En daar ging de kleine zelfstandige de volgende ochtend, rugzak om, zwaaiend en niet meer achterom kijkend, tenminste, dat denk ik, want ik kon het door mijn tranen niet goed zien. Mijlpaal nummer zoveel, hoezee! Ik dacht dat het makkelijker zou worden naarmate ze ouder werden…

Terwijl ik ’s middags gespannen op het tuinbankje zat te wachten op de veilige thuiskomst van Zoon, vertelde een buurvrouw dat ze hem ’s ochtends had zien gaan en ons had zien staan zwaaien. No way, dat haar kinderen óóit alleen naar school zouden gaan. Ze zou ze blijven brengen tot ze afgestudeerd waren, of ze dat nu leuk vonden of niet. Ik ben gelukkig niet de enige, met zo’n blinde moedervlek.

dinsdag 30 juni 2015

JuNiet

Schoolfeest, avondvierdaagse, uitvoering, rapportgesprek, afsluitende bbq’s, pannenkoeken voor atletiek, toetsen, festivals, toernooien, schoolreisje, wedstrijdjes, verjaardagsfeesten, juffendag, afscheidslunches en -borrels. ‘Zullen we nog een keer afspreken voor de vakantie, want anders zien we elkaar zo lang niet’. De laatste dit en de laatste dat vóór de vakantie en ‘het zou mooi zijn als je het nog afkrijgt vóórdat je weg bent’ (zodat het daarna zes weken ergens ligt te verstoffen, totdat iemand er weer iets mee gaat doen). Alsof de wereld vergaat zodra iedereen vrij is! Het lijkt wel of het elk jaar erger wordt en de maand juni stiekem steeds korter.
Vroeger was het mijn lievelingsmaand: een aangenaam aanloopje naar de zomervakantie. Alvast wat boodschapjes doen, stapeltje boeken uitzoeken, beetje verdiepen in het land van bestemming (écht, serieus, ik lieg niet), mijn bureau op het werk netjes opgeruimd achterlaten, terwijl al mijn werk af was (ook hier weer geen woord gelogen, onvoorstelbaar, maar waar) en de dagen lekker loom aftellen tot we vertrokken. Maar sinds Kind is juni een rollercoaster geworden. Zzzzzoef, opeens zit je in de auto naar… ‘Shit, waar gingen we nou ook alweer heen?’. Met zweet op het voorhoofd vraag ik me af wat we deze keer allemaal voor belangrijke en onmisbare zaken vergeten zijn. Aaargh! Juni is gewoon Niet te doen!
Natúúrlijk, het zijn allemaal leuke dingen en het is een ordinair luxeprobleem, maar je zult maar allebei werken, sporten, vrienden, familie en één of meerdere kinderen hebben! Dan heb je het allereerst over Rijkdom, maar je ligt ook met je hele gezin aan het eind van de maand op apegapen.
Er zou eigenlijk een soort Personal Family Coördinator moeten komen of een Mindfullnestraining met een specialisatie voor moeilijke maanden. Waren ze niet ook al ergens heel ver met klonen? Mmm, misschien wel wat voor mij, ‘MAAR NU EVEN NIET!’.
Fijne vakantie allemaal!

woensdag 3 juni 2015

Broertjes

Broertjes. Ik was er mee aan het kamperen laatst. Nu wist ik natuurlijk al dat jongens anders in elkaar zitten dan meisjes, maar wanneer die jongens dan ook nog eens een broer hebben, berg je dan maar! Omdat ze niet voor elkaar willen onderdoen, steken ze elkaar aan één stuk door de loef af.

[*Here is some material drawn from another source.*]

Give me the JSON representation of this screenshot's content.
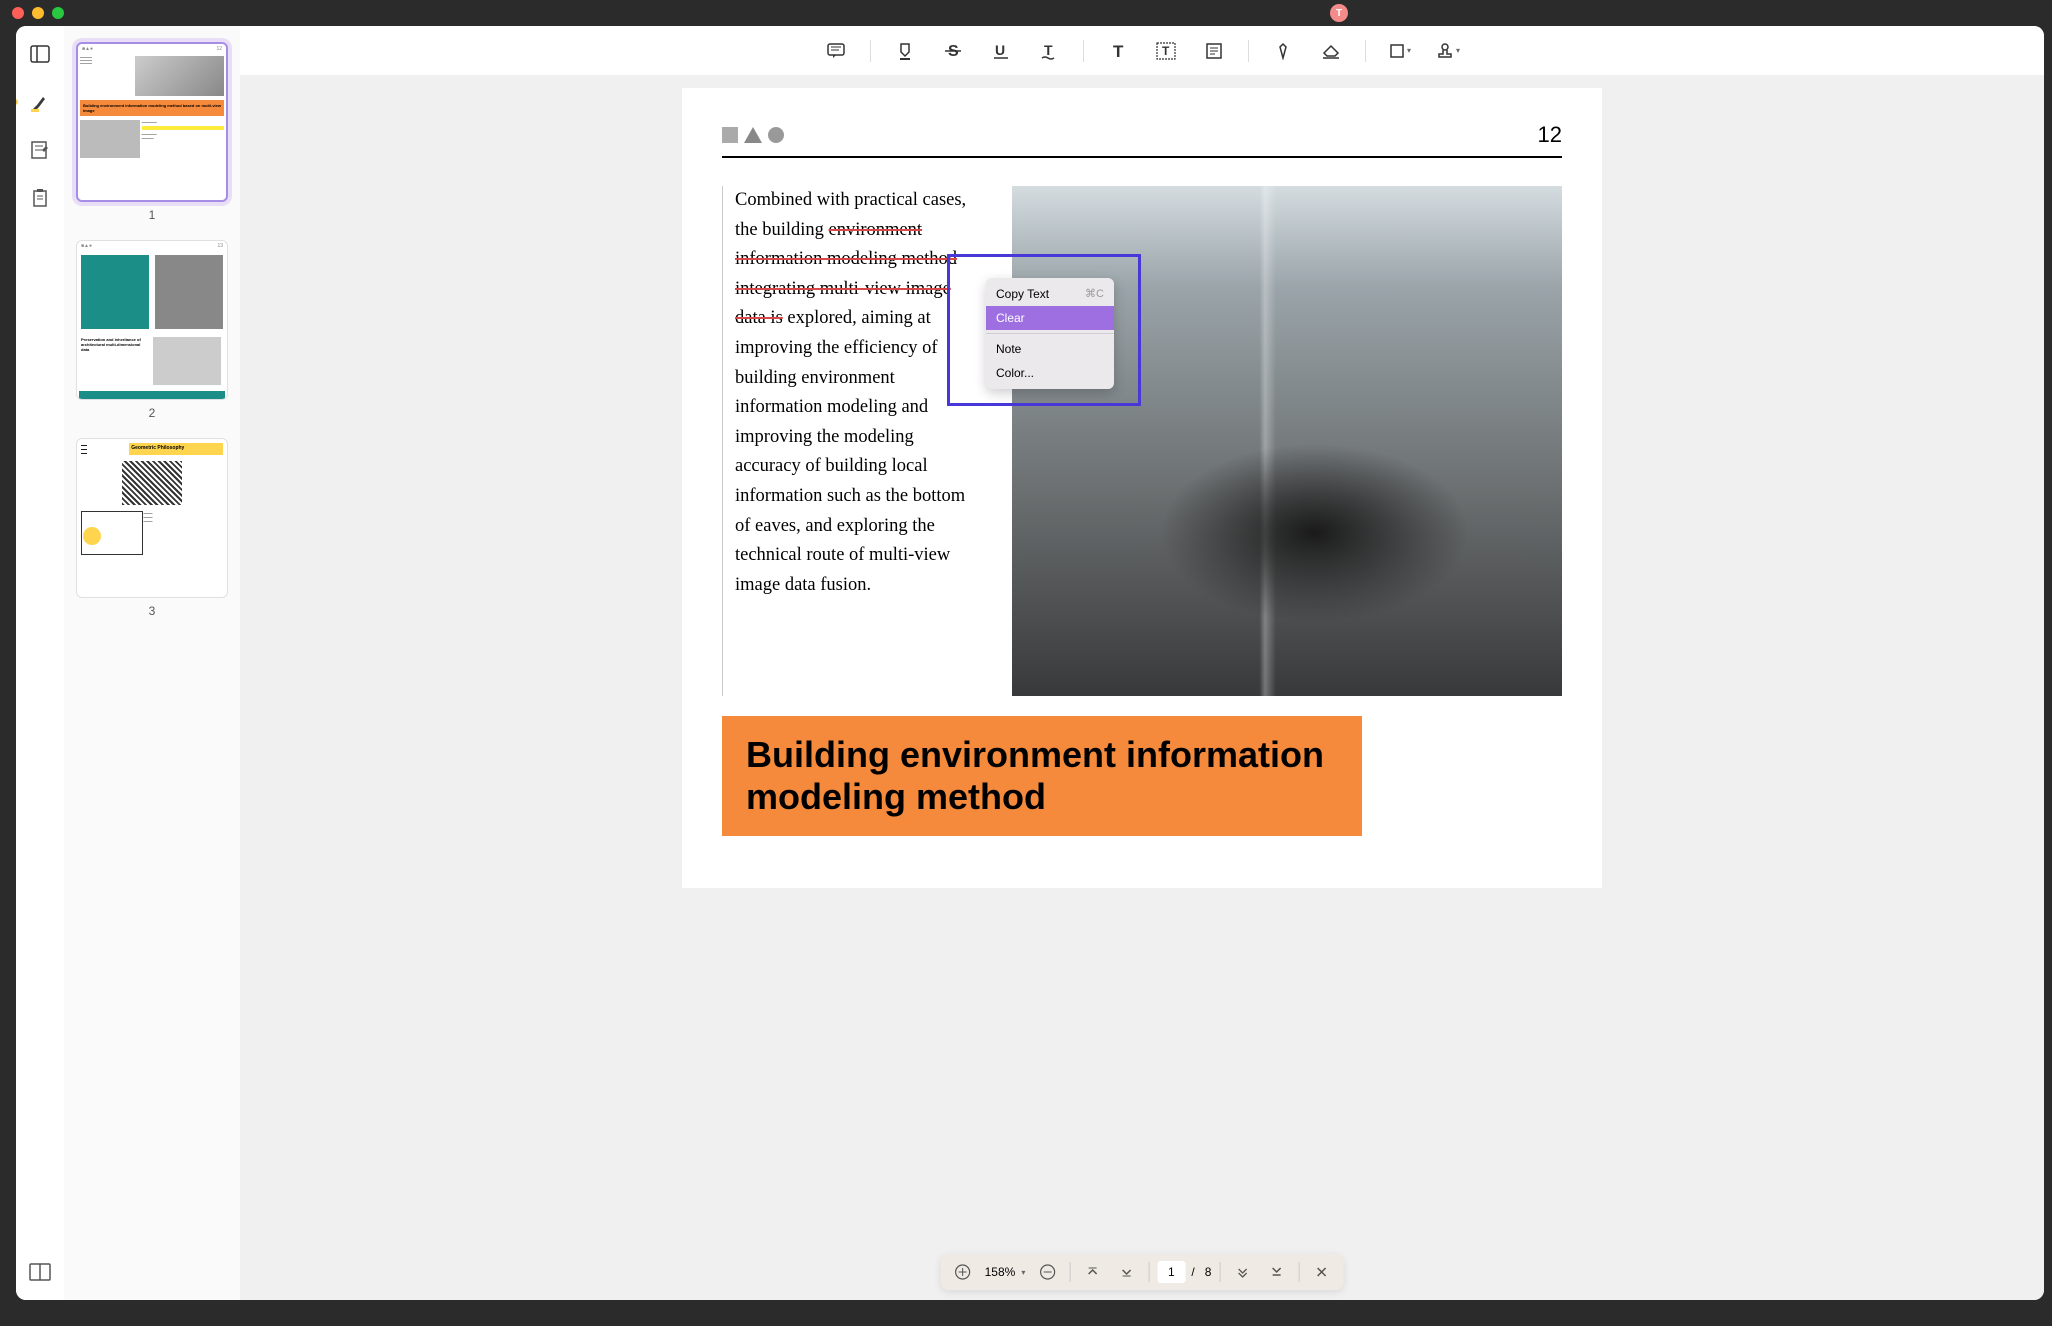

Ze hadden allebei een auto meegenomen. Bewonderden wederzijds de kleur en het type én constateerden al snel daarna dat de één toch echt een mooiere auto had dan de ander, want nieuwer, maar vooral: sneller. Ook de fietsjes die ze bij zich hadden werden van voor naar achter en van boven naar beneden gekeurd. Ze tilden ze op, telden de versnellingen en wij moesten allemaal luisteren naar het schítterende geluid van de derailleur en aangeven welke wij het mooiste vonden klinken. Terwijl het kampeergezelschap daar nog heel diplomatiek over aan het nadenken was, scheurden de gebroeders al rondjes om het tentenveld om te kijken welke het hardst kon, want die fiets was dan de beste.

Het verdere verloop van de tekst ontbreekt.